Leaving Grandas de Saline this morning for Fonsegrada  – a good 25 km hike – our group of pilgrims spotted a familiar face. It was Frans from the Czech Republic, cheerful as ever and still going his pace. 

He arrived at the Albergue the previous night at 9 pm as most of the other pilgrims were getting ready for bed. For the past two days we had been wondering about him. The guy is amazing, limping, red-faced, his back hurting. If he has made it so far I’m sure he will manage the remaining 160 km to Santiago. Its amazing what will power and a positive mindset can do. I call him the hero of the day.

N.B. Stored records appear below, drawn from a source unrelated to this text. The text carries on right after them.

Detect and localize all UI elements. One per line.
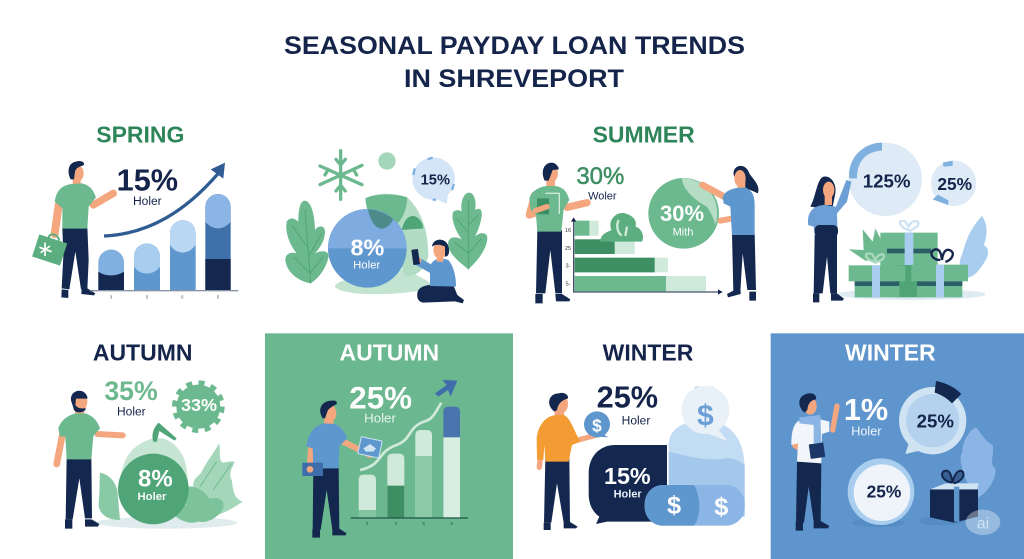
ring stat 125%: 125% [863,170,911,191]
bar chart: 5 [422,521,425,526]
ring stat 25% [931,161,976,206]
stat 35%: 35% [104,376,158,406]
stat 30%: Woler [588,191,617,203]
speech bubble 15% [589,445,667,524]
stat 25%: Holer [364,411,396,426]
heading: winter: WINTER [603,340,694,366]
heading: winter white: WINTER [845,340,936,366]
gift boxes [849,221,968,297]
panel: spring chart [32,121,238,299]
pie 30%: Mith [673,226,693,238]
coin bubble: $ [697,400,714,433]
pie 8%: Holer [353,260,380,272]
person gesturing [57,391,123,529]
pie 8%: 8% [350,234,384,260]
green dot [378,152,396,170]
bar chart: 3 [110,294,113,299]
bar chart: 6 [181,294,184,299]
horizontal bar chart: 3- [565,263,571,269]
dollar bubble [584,411,610,437]
person in orange [537,393,598,530]
bar chart: 3 [394,521,397,526]
ground shadow [838,289,986,300]
ring stat 125% [849,143,922,216]
stat 15%: Holer [133,194,162,208]
heading: autumn white: AUTUMN [340,340,439,366]
speech ring 25% [899,381,966,454]
ring 25% [848,458,914,527]
title [284,32,745,93]
person with tablet [302,401,382,538]
heading: summer: SUMMER [593,121,695,147]
stat 25%: 25% [349,380,412,415]
coin bubble [681,386,729,441]
ring stat 25%: 25% [937,174,972,194]
dollar bubble: $ [592,415,602,435]
woman raising arm [808,176,851,302]
stat 1%: Holer [851,425,881,439]
ring 25%: 25% [867,482,901,502]
horizontal bar chart: 25 [565,246,571,252]
icon: green leaves [849,228,882,261]
person with tablet [529,163,587,303]
green bag [335,194,433,294]
circle 8%: 8% [138,466,173,493]
horizontal bar chart: 16 [565,228,571,234]
panel: autumn illustration [57,340,243,529]
panel: winter blue [771,333,1024,559]
speech bubble 15% [412,157,455,204]
woman holding pie [703,166,758,301]
title: IN SHREVEPORT [404,65,624,93]
panel: spring illustration [285,151,487,303]
panel: winter money [537,340,745,530]
stat 1%: 1% [844,393,888,427]
bar chart: 3 [366,521,369,526]
icon: leaves [285,193,487,283]
person with shopping bag [32,161,113,298]
ground shadow [96,517,237,529]
watermark badge [966,510,1000,535]
icon: snowflake [320,151,362,199]
bar chart: 5 [146,294,149,299]
stat 30% [576,163,624,203]
icon: melon bag [120,423,188,497]
bar chart: 5 [217,294,220,299]
speech bubble 15%: 15% [421,173,450,189]
money jug [669,387,745,517]
circle 8% [118,454,189,524]
bar chart [351,407,468,526]
stat 35%: Holer [117,404,146,418]
badge 33%: 33% [181,395,217,415]
icon: leaves [99,443,243,527]
icon: blue leaf [960,216,988,278]
stat 25%: 25% [597,380,658,414]
title: SEASONAL PAYDAY LOAN TRENDS [284,32,745,60]
seated person [411,240,464,303]
horizontal bar chart [565,217,723,295]
horizontal bar chart: 5- [565,281,571,287]
icon: green bush [600,213,643,242]
stat 15%: 15% [117,163,178,197]
panel: summer gifts [808,143,988,302]
circle 8%: Holer [138,491,167,503]
panel: summer chart [529,121,758,303]
trend arrow [104,163,225,236]
dollar pill [645,485,745,526]
speech ring 25%: 25% [917,410,954,431]
heading: spring: SPRING [96,121,184,147]
bar chart: 6 [450,521,453,526]
badge 33% [175,383,222,430]
pie 30%: 30% [660,201,704,226]
bar chart [90,194,238,299]
speech bubble 15%: Holer [614,488,642,500]
stat 30%: 30% [576,163,624,190]
speech bubble 15%: 15% [604,463,651,489]
gift and leaf [919,427,996,525]
heading: autumn: AUTUMN [93,340,192,366]
dollar pill: $ [667,492,681,520]
dollar pill: $ [714,493,728,521]
trend line and arrow [360,380,457,470]
pie 30% [648,178,719,249]
panel: autumn green [265,333,513,559]
stat 25%: Holer [622,413,650,427]
person with scarf [791,393,837,531]
pie 8% [328,209,407,288]
watermark badge: ai [977,515,989,532]
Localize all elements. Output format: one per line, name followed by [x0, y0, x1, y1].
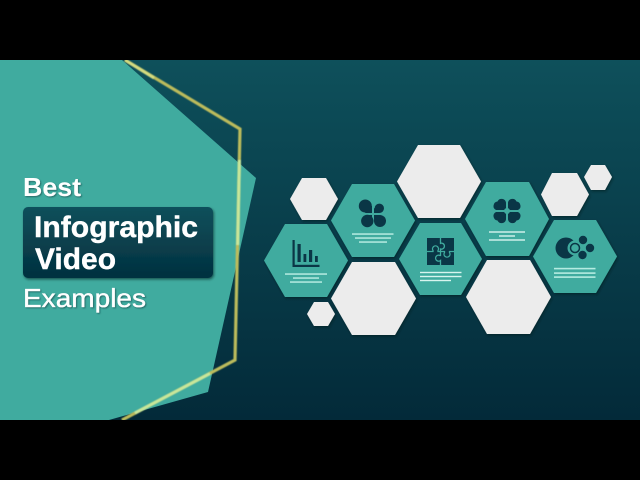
teal polygon panel: [0, 60, 256, 420]
panel: heart-clover hexagon: [465, 182, 549, 256]
title text: Infographic: Infographic: [34, 211, 198, 244]
icon: circles: [556, 236, 594, 259]
title text: Video: Video: [35, 243, 116, 276]
text lines: [489, 231, 525, 241]
panel: flower hexagon: [331, 184, 415, 257]
icon: puzzle: [427, 238, 454, 265]
white hexagon large bottom left: [331, 262, 416, 335]
text lines: [285, 273, 327, 283]
yellow hexagon outline: [122, 60, 240, 420]
white hexagon tiny lower left: [307, 302, 335, 326]
icon: four-petal flower: [359, 200, 386, 227]
white hexagon tiny top right: [584, 165, 612, 190]
text lines: [554, 268, 596, 278]
title box: [23, 207, 213, 278]
text lines: [420, 272, 462, 281]
panel: chart hexagon: [264, 224, 348, 297]
panel: circles hexagon: [533, 220, 617, 293]
panel: puzzle hexagon: [399, 223, 482, 295]
icon: clover: [494, 199, 520, 223]
white hexagon small left: [290, 178, 338, 220]
white hexagon medium right: [541, 173, 589, 216]
text lines: [352, 233, 394, 243]
icon: bar chart: [292, 240, 320, 267]
heading text: Examples: Examples: [23, 283, 146, 313]
white hexagon large top: [397, 145, 481, 218]
white hexagon large bottom right: [466, 260, 551, 334]
heading text: Best: Best: [23, 172, 81, 202]
background panel: [0, 60, 640, 420]
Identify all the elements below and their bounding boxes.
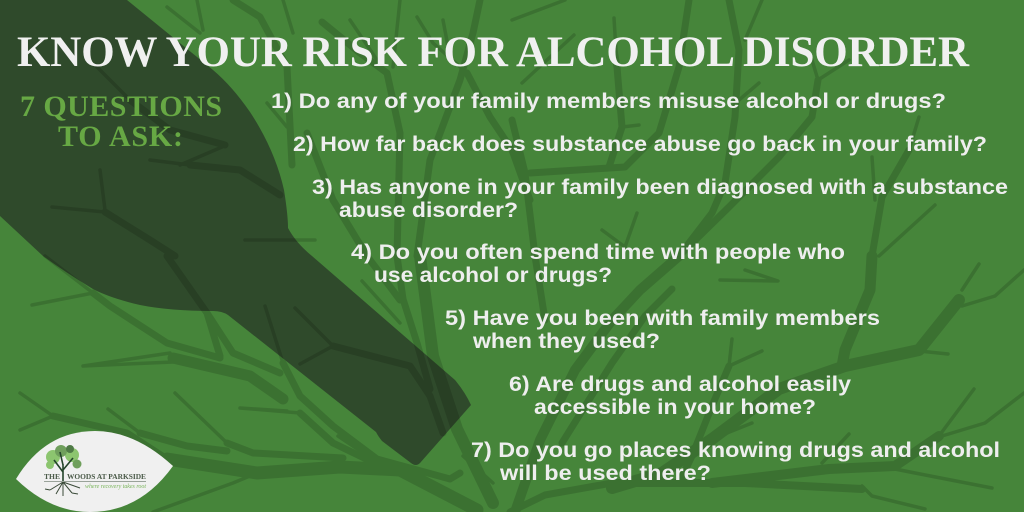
question 5: 5) Have you been with family members [445, 306, 880, 330]
question 7: 7) Do you go places knowing drugs and alcohol [471, 438, 1000, 462]
question 1: 1) Do any of your family members misuse alcohol or drugs? [271, 89, 946, 113]
logo badge [16, 431, 173, 512]
question 7: will be used there? [499, 461, 711, 485]
wine bottle silhouette [0, 0, 471, 465]
question 5 [445, 306, 880, 353]
logo wordmark: THE [44, 472, 60, 481]
question 4: use alcohol or drugs? [374, 263, 612, 287]
thick limbs [167, 256, 959, 512]
question 5: when they used? [472, 329, 660, 353]
logo rule [44, 481, 146, 482]
question 4 [351, 240, 845, 287]
question 6 [509, 372, 851, 419]
question 3: abuse disorder? [339, 198, 518, 222]
question 6: 6) Are drugs and alcohol easily [509, 372, 851, 396]
logo wordmark: WOODS AT PARKSIDE [67, 472, 146, 481]
question 6: accessible in your home? [534, 395, 816, 419]
subtitle: 7 questions to ask: 7 QUESTIONS [20, 90, 222, 123]
leaf shape [16, 431, 173, 512]
question 3: 3) Has anyone in your family been diagnosed with a substance [312, 175, 1008, 199]
question 3 [312, 175, 1008, 222]
logo tagline: where recovery takes root [85, 484, 146, 490]
subtitle: 7 questions to ask [20, 90, 222, 153]
title: KNOW YOUR RISK FOR ALCOHOL DISORDER [17, 29, 970, 76]
question 7 [471, 438, 1000, 485]
subtitle: 7 questions to ask: TO ASK: [58, 120, 183, 153]
icon: tree logo [45, 445, 82, 496]
question 2: 2) How far back does substance abuse go back in your family? [293, 132, 987, 156]
question 4: 4) Do you often spend time with people who [351, 240, 845, 264]
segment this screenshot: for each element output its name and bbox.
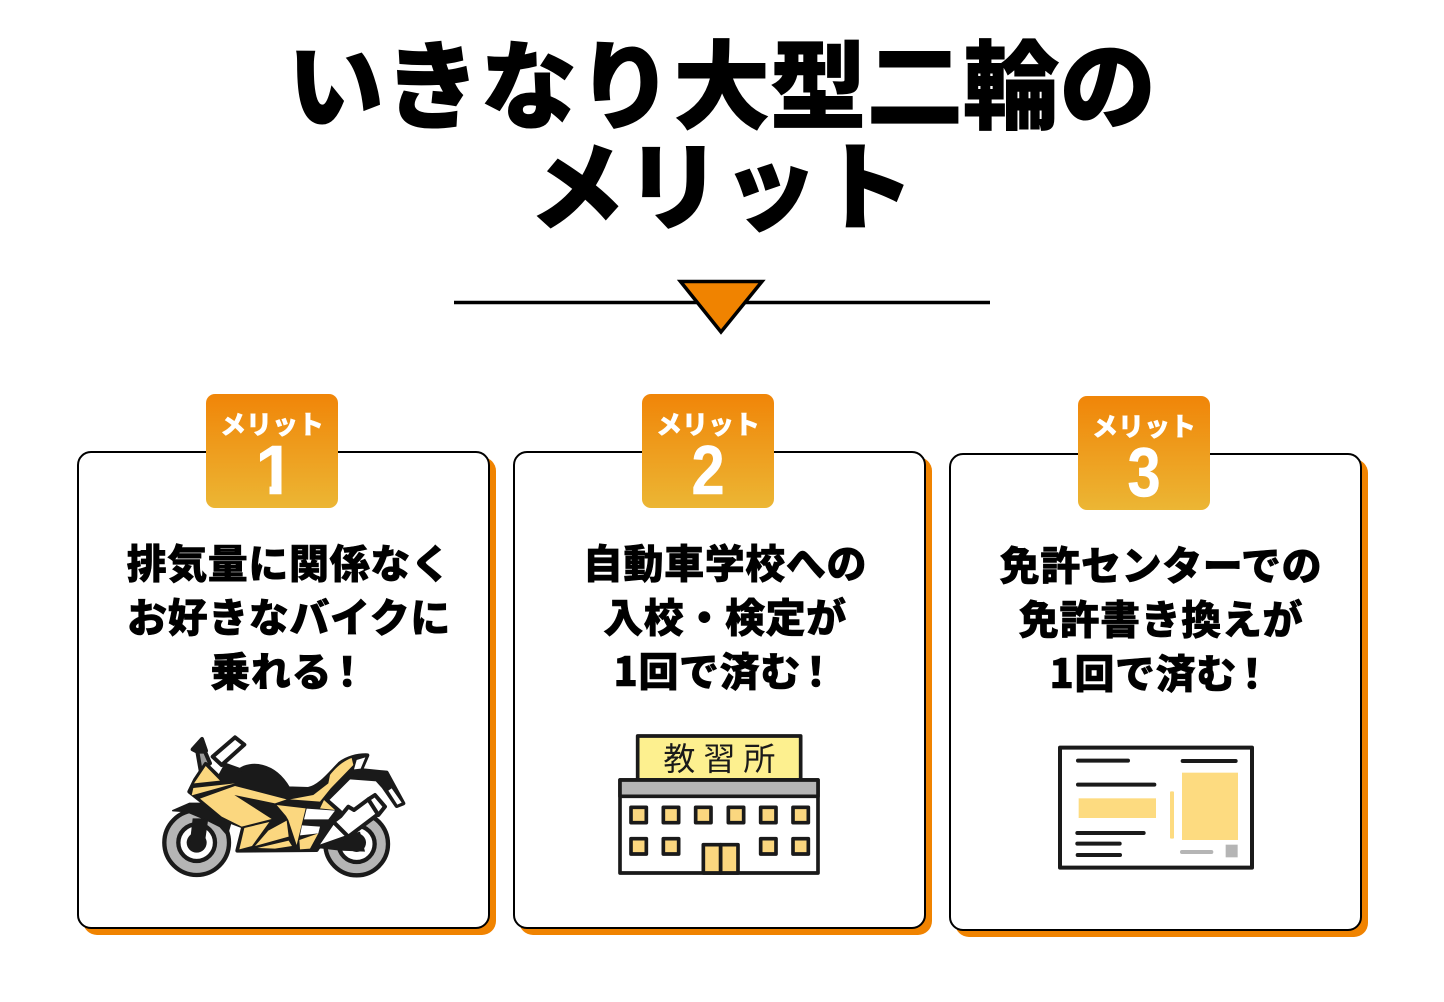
text: merit 1: 排気量に関係なく	[127, 532, 451, 590]
text: merit 3: 1回で済む！	[1050, 642, 1272, 700]
text: merit 2	[583, 532, 867, 698]
badge: merit 2: メリット	[656, 405, 760, 442]
badge: merit 2: 2	[691, 431, 725, 509]
icon: motorcycle	[162, 735, 406, 878]
badge: merit 2	[642, 394, 774, 508]
badge: merit 1: 1	[256, 431, 294, 509]
text: merit 3: 免許書き換えが	[1019, 588, 1303, 646]
badge: merit 3	[1078, 396, 1210, 510]
title: メリット	[529, 111, 915, 250]
card 2 frame	[512, 450, 926, 928]
panel: merit 2	[513, 394, 932, 935]
text: merit 2: 1回で済む！	[614, 640, 836, 698]
title: いきなり大型二輪の	[288, 10, 1156, 149]
panel: merit 1	[77, 394, 496, 935]
title	[288, 10, 1156, 250]
panel: merit 3	[949, 396, 1368, 937]
icon: driving school building	[618, 734, 820, 875]
card 1 frame	[76, 450, 490, 928]
card 3 frame	[948, 452, 1362, 930]
icon: driver's license	[1058, 746, 1254, 870]
text: merit 3	[1000, 534, 1322, 700]
text: merit 3: 免許センターでの	[1000, 534, 1322, 592]
badge: merit 3: 3	[1127, 433, 1161, 511]
text: merit 1	[127, 532, 451, 698]
text: merit 2: 入校・検定が	[603, 586, 847, 644]
text: merit 1: 乗れる！	[210, 640, 368, 698]
divider with downward arrow	[454, 280, 990, 335]
badge: merit 1: メリット	[220, 405, 324, 442]
icon: driving school building: 教習所	[663, 734, 783, 780]
badge: merit 1	[206, 394, 338, 508]
badge: merit 3: メリット	[1092, 407, 1196, 444]
text: merit 1: お好きなバイクに	[127, 586, 451, 644]
text: merit 2: 自動車学校への	[583, 532, 867, 590]
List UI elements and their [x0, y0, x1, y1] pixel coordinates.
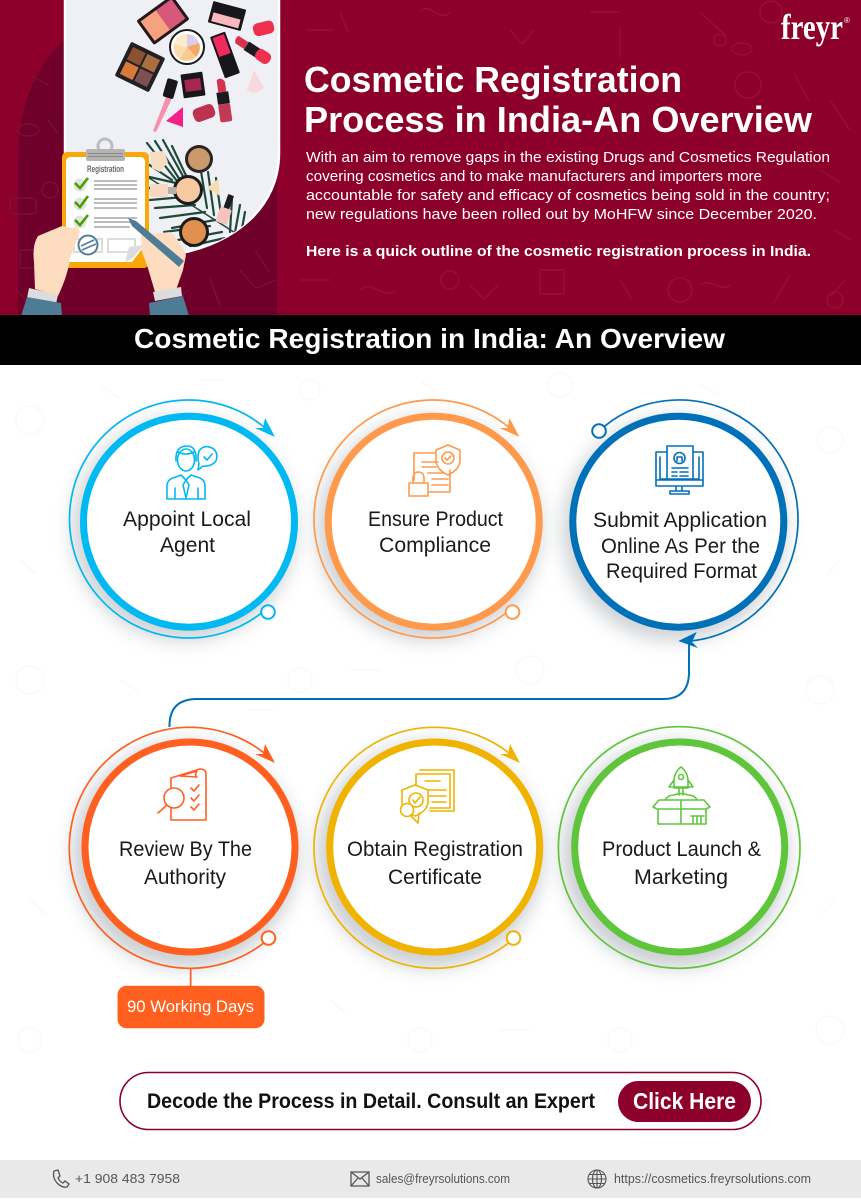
- orbit arrow: [314, 727, 520, 968]
- step label: Online As Per the: [601, 534, 760, 558]
- connector arrow from step 3 to step 4: [170, 644, 689, 727]
- email address: sales@freyrsolutions.com: [376, 1171, 510, 1186]
- section heading band: Cosmetic Registration in India: An Overview: [134, 323, 725, 354]
- outer ring: [558, 727, 800, 968]
- illustration: clipboard and hands: [21, 139, 189, 316]
- step label: Review By The: [119, 837, 252, 861]
- section heading band: [0, 315, 861, 365]
- intro text block: With an aim to remove gaps in the existing Drugs and Cosmetics Regulation: [306, 150, 830, 166]
- call to action: [120, 1072, 761, 1130]
- step label: Compliance: [379, 533, 491, 557]
- panel: header banner: [0, 0, 861, 316]
- icon: compliance document: [409, 445, 460, 496]
- orbit arrow: [70, 400, 275, 638]
- cosmetics items: [115, 0, 275, 132]
- clipboard title: Registration: [87, 164, 124, 175]
- website: https://cosmetics.freyrsolutions.com: [614, 1171, 811, 1186]
- step label: Submit Application: [593, 508, 767, 532]
- checklist: [74, 178, 137, 228]
- badge: 90 working days: 90 Working Days: [127, 997, 254, 1016]
- step 1: appoint local agent: [70, 400, 296, 641]
- step label: Product Launch &: [602, 837, 761, 861]
- step label: Authority: [144, 865, 226, 889]
- step label: Certificate: [388, 865, 482, 889]
- icon: rocket and box: [653, 767, 710, 824]
- duration stem: [190, 968, 192, 986]
- pencil: [128, 218, 184, 267]
- call to action: Decode the Process in Detail. Consult an Expert: [147, 1090, 595, 1113]
- step 3: submit application online: [562, 400, 798, 648]
- title: [304, 59, 813, 140]
- step label: Required Format: [606, 559, 757, 583]
- step label: [602, 837, 761, 889]
- button: click here: Click Here: [633, 1088, 736, 1114]
- title: Cosmetic Registration: [304, 59, 682, 100]
- step label: [347, 837, 523, 889]
- intro text block: covering cosmetics and to make manufacturers and importers more: [306, 169, 762, 185]
- icon: agent: [167, 446, 217, 499]
- right hand: [141, 232, 186, 292]
- intro text block: Here is a quick outline of the cosmetic registration process in India.: [306, 244, 811, 260]
- dark arch behind photo: [18, 36, 277, 316]
- step label: [593, 508, 767, 583]
- logo: freyr: ®: [844, 16, 850, 25]
- step label: Marketing: [634, 865, 728, 889]
- photo panel: cosmetics flat lay: [65, 0, 279, 256]
- step label: [123, 507, 251, 557]
- step label: Agent: [160, 533, 215, 557]
- icon: review document: [158, 769, 206, 820]
- icon: phone: [53, 1170, 69, 1187]
- step 2: ensure product compliance: [314, 400, 541, 641]
- compacts and bottles: [150, 145, 237, 247]
- orbit arrow: [314, 400, 520, 638]
- stamp: [74, 236, 135, 254]
- intro text block: [306, 150, 830, 260]
- badge: 90 working days: [118, 986, 264, 1028]
- left hand: [34, 226, 80, 296]
- intro text block: accountable for safety and efficacy of cosmetics being sold in the country;: [306, 188, 830, 204]
- palm leaf: [142, 140, 245, 246]
- step 5: obtain registration certificate: [314, 727, 543, 968]
- step label: Ensure Product: [368, 507, 503, 531]
- step label: [368, 507, 503, 557]
- title: Process in India-An Overview: [304, 99, 813, 140]
- button: click here: [618, 1081, 751, 1122]
- step label: Obtain Registration: [347, 837, 523, 861]
- phone number: +1 908 483 7958: [75, 1171, 180, 1186]
- step 4: review by the authority: [69, 727, 298, 1028]
- step label: Appoint Local: [123, 507, 251, 531]
- footer bar: [0, 1160, 861, 1198]
- icon: certificate: [400, 770, 454, 823]
- icon: globe: [588, 1170, 606, 1188]
- icon: online application: [656, 446, 703, 494]
- intro text block: new regulations have been rolled out by MoHFW since December 2020.: [306, 207, 817, 223]
- orbit arrow: [69, 727, 275, 968]
- step label: [119, 837, 252, 889]
- logo: freyr: freyr: [781, 7, 843, 47]
- icon: mail: [351, 1172, 369, 1186]
- step 6: product launch and marketing: [558, 727, 800, 968]
- orbit arrow: [592, 400, 798, 648]
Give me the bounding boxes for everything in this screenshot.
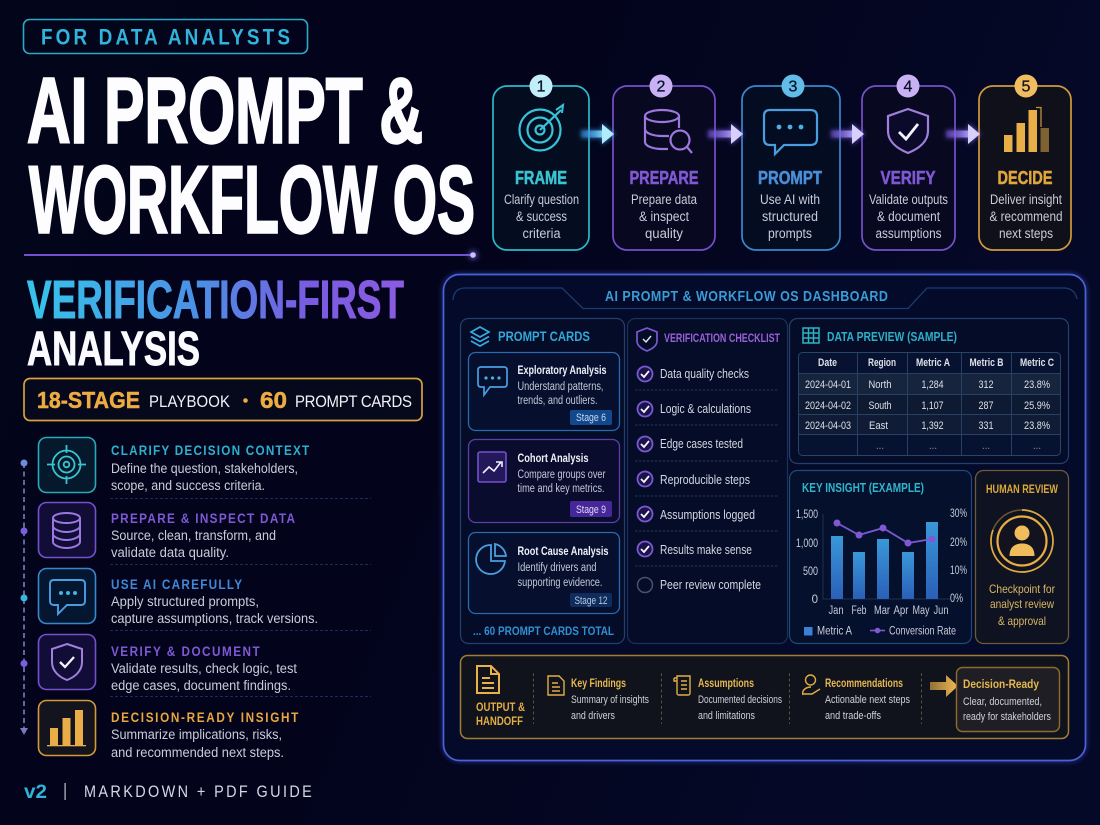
step badge 4: 4 [904,78,913,96]
bar chart: 1,000 [796,538,818,550]
data table: Metric A [916,357,950,369]
checklist items: Reproducible steps [660,473,750,487]
step badge 3 [782,74,804,98]
step badge 5 [1014,74,1038,98]
dashboard title: AI PROMPT & WORKFLOW OS DASHBOARD [605,288,888,304]
output item: key findings: Key Findings [571,678,626,690]
data table: 2024-04-02 [805,400,851,412]
list item: use AI: Apply structured prompts, [111,594,259,609]
list item: clarify: Define the question, stakeholders, [111,461,298,476]
icon: shield check [888,109,928,153]
footer version: v2 [24,782,47,803]
list item: verify: VERIFY & DOCUMENT [111,643,260,659]
step badge 2 [650,74,672,98]
bar chart: Jan [828,605,844,617]
step badge 5: 5 [1022,78,1031,96]
data table: Metric B [970,357,1004,369]
step 1 frame: criteria [522,226,561,241]
data table: 2024-04-03 [805,420,851,432]
step 2 prepare [613,74,715,250]
stats banner: PLAYBOOK [149,393,230,411]
card: root cause analysis: Root Cause Analysis [518,544,609,558]
arrow 1 to 2 [581,123,615,145]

Frans – our hero of the day

Compared to the previous stages, the route to Fonsegrada is a relatively easy walk, taking us from the province of Asturias to Galicia. In Asturias the Camino scallop shell, that serves as the route marker along with the yellow arrow has the longest line of the shell pointing to Santiago with all the other lines symbolising the different routes on the St. James Way. In Galicia the shell points in the other direction which is sometimes confusing.


The scallop shell in Asturias

For the past few days I’ve been walking with Patricia from Germany. She has walked the Camino three times and she is an excellent help as she speaks fluent Spanish. Every morning at the start of our walk and climbing another steep hill I hear her mumbling: ‘This is my last Camino!’ Well I’ve taken a bet with her that she will be walking again.

 The Camino is challenging physically and mentally but it gives so much on so many levels.